What I'll be looking for in the next weeks running a Linux OS on a virtual machine is whether I'll learn it enough that I can one day throw out Windows altogether. The trick is that my family all works on one machine, and my husband needs an operating system that lets him use Microsoft Word and other office programs, as well as the internet, as effortlessly as possible. He doesn't care about open-source vs. proprietary because he is up to his ears in lesson plans. (My son, on the other hand, is 7 turning 8, and is eager to tinker around. Maybe too eager.)

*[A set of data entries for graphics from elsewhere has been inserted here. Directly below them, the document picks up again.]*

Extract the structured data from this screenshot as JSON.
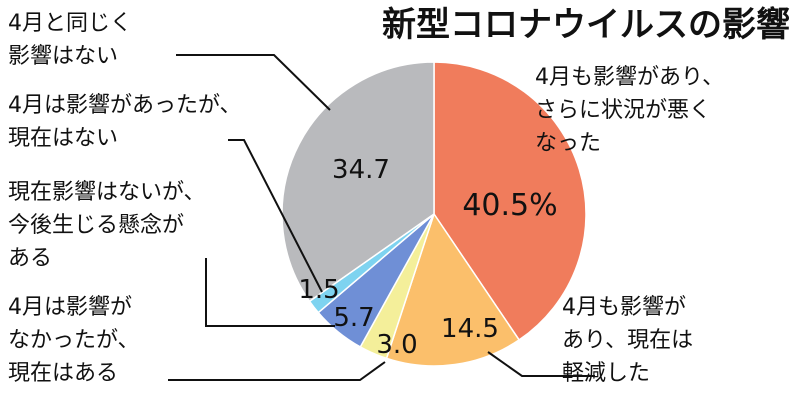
{
  "chart_data": {
    "type": "pie",
    "title": "新型コロナウイルスの影響",
    "start_angle_deg": 0,
    "direction": "clockwise",
    "slices": [
      {
        "label": [
          "4月も影響があり、",
          "さらに状況が悪く",
          "なった"
        ],
        "value": 40.5,
        "value_label": "40.5%",
        "color": "#f07c5c"
      },
      {
        "label": [
          "4月も影響が",
          "あり、現在は",
          "軽減した"
        ],
        "value": 14.5,
        "value_label": "14.5",
        "color": "#fbbf6b"
      },
      {
        "label": [
          "4月は影響が",
          "なかったが、",
          "現在はある"
        ],
        "value": 3.0,
        "value_label": "3.0",
        "color": "#f4ef9a"
      },
      {
        "label": [
          "現在影響はないが、",
          "今後生じる懸念が",
          "ある"
        ],
        "value": 5.7,
        "value_label": "5.7",
        "color": "#6f8fd6"
      },
      {
        "label": [
          "4月は影響があったが、",
          "現在はない"
        ],
        "value": 1.5,
        "value_label": "1.5",
        "color": "#7ed3f0"
      },
      {
        "label": [
          "4月と同じく",
          "影響はない"
        ],
        "value": 34.7,
        "value_label": "34.7",
        "color": "#b9babd"
      }
    ]
  }
}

We shall see whether the class that's guiding me through all of this will move me from novice to personal tech support, Ubuntu division.

Tuesday, May 18, 2010

The right tool for the job

I experienced some frustration last semester due to an assignment that used the wrong tool for the job. The assignment was a 15-minute narrated Powerpoint presentation each student was expected to record for the class. The tool was...dum da dum dum DUM: Elluminate Live.

See that word? Live?

Elluminate Live is not great software in my experience, but I'm willing to attribute some of the queasiness I have felt while using it to the fact that my professor, my classmates, and I were trying to have live interaction, despite the fact that one was in Arizona, another in New Jersey, another in Vancouver, and so on. It's the "Live"-ness that's challenging.

Meanwhile, recording a narrated powerpoint has nothing to do with "Live"-ness. Screencasts are one way to do it, with Jing available for free for casts under 5 minutes. Camtasia is designed in part for recorded powerpoint presentations. It's free for a 30-day trial, plenty of time for a class to use it for a project.

Instructors who use site-licensed software should be advised that just because they can, doesn't mean they should. And today's students are often the best resources for which software is the best tool for the job.

Monday, May 17, 2010

Welcome to Expound Cake

Expound Cake...
Because that name sure wasn't taken!